In una straordinaria dimostrazione di velocità e abilità, George Russell è balzato in pole position al Gran Premio d’Australia, lasciando il campione in carica Max Verstappen stordito dopo un incidente catastrofico che ha rovinato i suoi sforzi in qualifica. Russell, mostrando il suo dominio, ha guidato ogni segmento di qualifica, segnando un entusiasmante inizio della nuova era della F1. Nel frattempo, la sessione avventurosa di Kimi Antonelli si è conclusa con la Mercedes che ha bloccato la prima fila nonostante fosse sotto scrutinio da parte dei commissari per diversi incidenti.
La sfortuna di Verstappen si è manifestata presto quando è uscito di pista durante la prima sessione di qualifica, spostando immediatamente l’attenzione lontano dal leader del campionato. Isack Hadjar è riuscito a ottenere il terzo posto in griglia, ma preoccupantemente ha inseguito Russell con un significativo ritardo di 0.785 secondi, mentre il leggendario pilota Lewis Hamilton si trovava ancora più indietro al settimo posto, quasi a un secondo dal ritmo.
Il segmento finale di qualifica, Q3, è iniziato con il caos quando una bandiera rossa ha interrotto le operazioni a causa di un bizzarro incidente che ha coinvolto Antonelli. Il giovane pilota è stato rilasciato con un raffreddatore ancora attaccato, che si è staccato prontamente e ha lasciato un pezzo in pista, portando a una sfortunata collisione con Lando Norris. Questo imprevisto ha messo la Mercedes sotto inchiesta, aggiungendo tensione alle prestazioni della squadra.

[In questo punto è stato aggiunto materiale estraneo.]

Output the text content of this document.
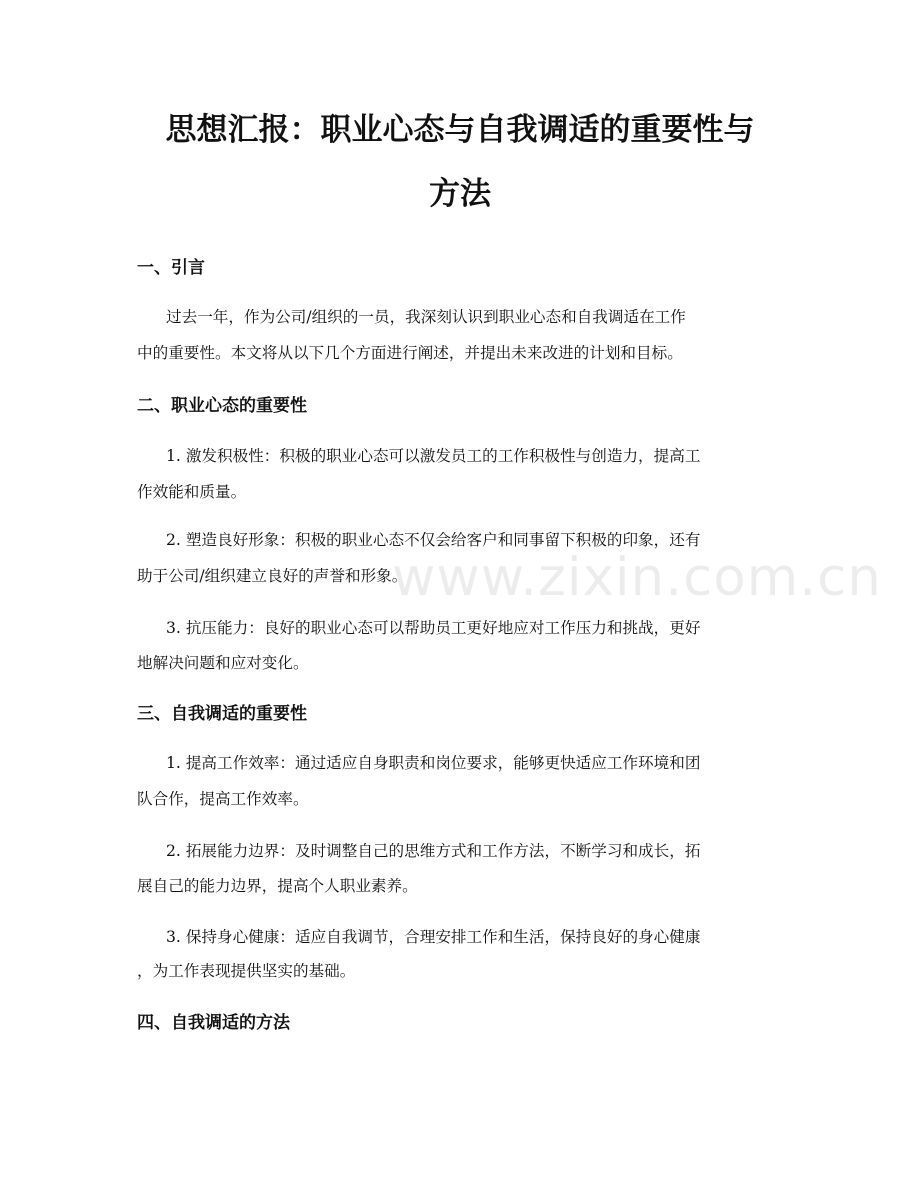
思想汇报：职业心态与自我调适的重要性与
方法
一、引言
过去一年，作为公司/组织的一员，我深刻认识到职业心态和自我调适在工作
中的重要性。本文将从以下几个方面进行阐述，并提出未来改进的计划和目标。
二、职业心态的重要性
1. 激发积极性：积极的职业心态可以激发员工的工作积极性与创造力，提高工
作效能和质量。
2. 塑造良好形象：积极的职业心态不仅会给客户和同事留下积极的印象，还有
助于公司/组织建立良好的声誉和形象。
3. 抗压能力：良好的职业心态可以帮助员工更好地应对工作压力和挑战，更好
地解决问题和应对变化。
三、自我调适的重要性
1. 提高工作效率：通过适应自身职责和岗位要求，能够更快适应工作环境和团
队合作，提高工作效率。
2. 拓展能力边界：及时调整自己的思维方式和工作方法，不断学习和成长，拓
展自己的能力边界，提高个人职业素养。
3. 保持身心健康：适应自我调节，合理安排工作和生活，保持良好的身心健康
，为工作表现提供坚实的基础。
四、自我调适的方法
www.zixin.com.cn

Una volta rimosso il detrito, Russell ha stabilito un impressionante benchmark di 1:19.084, cinque decimi davanti a Norris. Con il tempo che scorreva, Russell ha elevato il suo standard a un incredibile 1:18.518, un tempo inavvicinabile che ha lasciato i suoi concorrenti in difficoltà. Antonelli è riuscito a salire al secondo posto, ma si è trovato comunque a tre decimi dal ritmo travolgente di Russell. Hadjar ha mantenuto il terzo posto, ma con un distacco di otto decimi, mentre Charles Leclerc, Oscar Piastri, Norris, Hamilton, Liam Lawson e il rookie Arvid Lindblad hanno completato i primi nove. Gabriel Bortoleto, che non aveva registrato un giro in Q3, è finito in decima posizione dopo un finale drammatico della sessione.
Il percorso di Hamilton attraverso le qualifiche è stato caratterizzato da tensione. Con solo cinque minuti rimasti in Q2, il sette volte campione del mondo si trovava in 16esima posizione, avendo perso tempo vitale nel settore centrale. In un finale da brivido, Hamilton è riuscito a rientrare in corsa, registrando un giro tardivo che lo ha portato in Q3, anche se era ancora lontano dai primi. Russell ha continuato a dominare, fermando il cronometro su 1:18.934, mentre nomi noti come Nico Hulkenberg, Oliver Bearman, Esteban Ocon, Pierre Gasly, Alex Albon e Franco Colapinto hanno affrontato l’eliminazione.
La sessione di apertura, Q1, si è rivelata un inizio turbolento per il weekend, evidenziato dal sorprendente incidente di Verstappen alla prima curva nel suo primo giro veloce. L’asse posteriore dell’olandese si è bloccato, facendolo sbandare nel ghiaione e infine contro il muro. Anche se sembrava controllare le mani dopo l’incidente, il danno era fatto e non poteva recuperare. Mentre la Mercedes è riuscita a riportare Antonelli in pista, Carlos Sainz e Lance Stroll sono rimasti ai box, bloccati dai propri problemi meccanici.
Con la conclusione del Q1, è stato Russell a trovarsi in cima con un tempo sul giro di 1:19.507, mentre contendenti notevoli come Fernando Alonso, Sergio Perez, Valtteri Bottas, Verstappen, Sainz e Stroll sono rimasti indietro, nonostante Aston Martin e Cadillac abbiano chiuso entro il 107% del tempo di Russell. Il Gran Premio d’Australia ha preparato il palco per una gara elettrizzante, con Russell e Mercedes pronti a sfruttare il loro slancio, mentre Verstappen deve riorganizzarsi dopo un inizio deludente.